KabarLuwu — Komisi B bersama Wakil Ketua DPRD Palopo melakukan inspeksi mendadak (sidak) di Tempat Pembuangan Akhir (TPA) Mancani, Selasa (9/9/2025). Sidak ini menyoroti persoalan sampah menumpuk dan bau menyengat yang dikeluhkan warga hingga radius lima kilometer dari lokasi.
Wakil Ketua DPRD Palopo, Alfri Djamil, mengungkapkan bahwa sekitar 60 persen sampah di TPA Mancani didominasi plastik. Karena itu, ia mendesak Dinas Lingkungan Hidup (DLH) Palopo segera mencari solusi jangka panjang.
“Kami meminta DLH melakukan studi banding ke daerah yang sudah menggunakan teknologi pengolahan sampah modern.
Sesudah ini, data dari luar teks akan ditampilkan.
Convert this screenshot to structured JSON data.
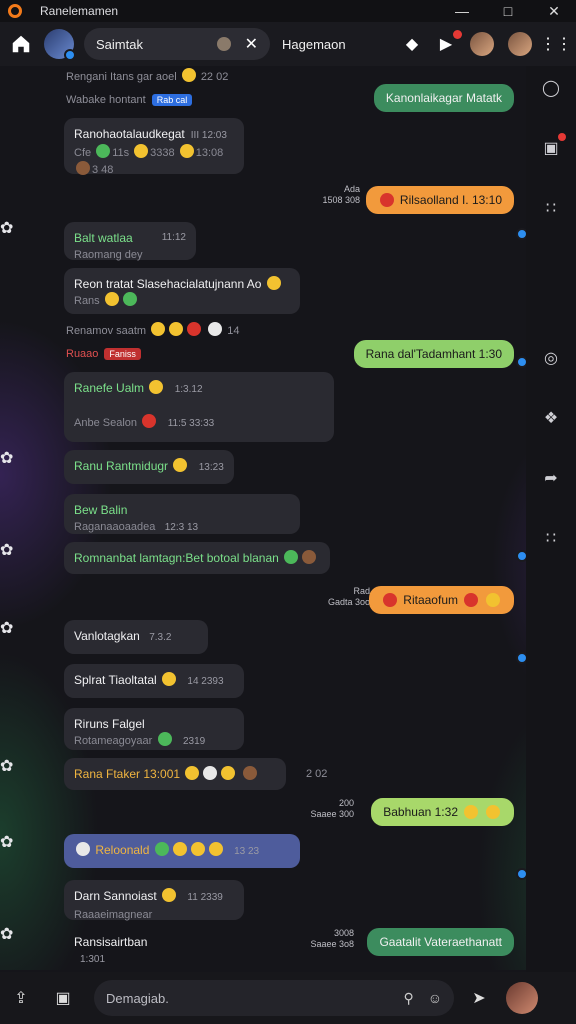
{
  "window": {
    "title": "Ranelemamen"
  },
  "header": {
    "search_value": "Saimtak",
    "chat_name": "Hagemaon"
  },
  "colors": {
    "accent": "#f27a1a",
    "outgoing_green": "#8fcf6a",
    "outgoing_orange": "#f29a3c",
    "badge_blue": "#2d8ef0"
  },
  "messages": {
    "m0": {
      "text": "Rengani Itans gar aoel",
      "meta": "22 02"
    },
    "m1": {
      "text": "Kanonlaikagar Matatk"
    },
    "m2": {
      "text": "Wabake hontant",
      "tag": "Rab cal"
    },
    "m3": {
      "name": "Ranohaotalaudkegat",
      "time": "III 12:03",
      "r1": "Cfe",
      "r2": "11s",
      "r3": "3338",
      "r4": "13:08",
      "r5": "3 48"
    },
    "m4": {
      "meta_top": "Ada",
      "meta_bot": "1508 308",
      "text": "Rilsaolland I. 13:10"
    },
    "m5": {
      "name": "Balt watlaa",
      "sub": "Raomang dey",
      "time": "11:12"
    },
    "m6": {
      "text": "Reon tratat Slasehacialatujnann Ao",
      "sub": "Rans"
    },
    "m7": {
      "text": "Renamov saatm",
      "meta": "14"
    },
    "m8": {
      "text": "Ruaao",
      "tag": "Faniss",
      "out": "Rana dal'Tadamhant 1:30"
    },
    "m9": {
      "name": "Ranefe Ualm",
      "time": "1:3.12",
      "sub": "Anbe Sealon",
      "sub2": "11:5 33:33"
    },
    "m10": {
      "name": "Ranu Rantmidugr",
      "time": "13:23"
    },
    "m11": {
      "name": "Bew Balin",
      "sub": "Raganaaoaadea",
      "time": "12:3 13"
    },
    "m12": {
      "text": "Romnanbat lamtagn:Bet botoal blanan"
    },
    "m13": {
      "meta_top": "Rad",
      "meta_bot": "Gadta 3oo",
      "text": "Ritaaofum"
    },
    "m14": {
      "name": "Vanlotagkan",
      "time": "7.3.2"
    },
    "m15": {
      "name": "Splrat Tiaoltatal",
      "time": "14 2393"
    },
    "m16": {
      "name": "Riruns Falgel",
      "sub": "Rotameagoyaar",
      "time": "2319"
    },
    "m17": {
      "name": "Rana Ftaker 13:001",
      "meta": "2 02"
    },
    "m18": {
      "meta_top": "200",
      "meta_bot": "Saaee 300",
      "text": "Babhuan 1:32"
    },
    "m19": {
      "name": "Reloonald",
      "time": "13 23"
    },
    "m20": {
      "name": "Darn Sannoiast",
      "sub": "Raaaeimagnear",
      "time": "11 2339"
    },
    "m21": {
      "name": "Ransisairtban",
      "time": "1:301",
      "meta_top": "3008",
      "meta_bot": "Saaee 3o8",
      "out": "Gaatalit Vateraethanatt"
    }
  },
  "composer": {
    "placeholder": "Demagiab."
  }
}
Harapannya, rekomendasi dari studi itu bisa segera diterapkan di Palopo,” tegas Alfri.
Ia juga mendorong DLH untuk berkoordinasi dengan kementerian terkait guna memperoleh dukungan, baik dari sisi teknologi maupun anggaran.
Menanggapi hal itu, Kepala DLH Palopo, Emil Nugraha Salam, menjelaskan pihaknya telah menyiapkan lahan tambahan seluas 2,5 hektare untuk menampung kelebihan sampah. Namun, solusi ini bersifat sementara.
“Lahan tambahan ini diperkirakan hanya mampu menampung sampah selama satu tahun,” kata Emil.
Selain Alfri Djamil, sidak juga diikuti Ketua Komisi B DPRD Palopo, Elizabeth, Sekretaris Komisi B Siliwadi, serta dua anggota Komisi B lainnya. Mereka didampingi Kadis DLH Palopo, Camat Telluwanua, Lurah, babinsa setempat, dan pengelola TPA Mancani.
Untuk diketahui, setiap harinya TPA Mancani menerima antara 60 hingga 90 ton sampah.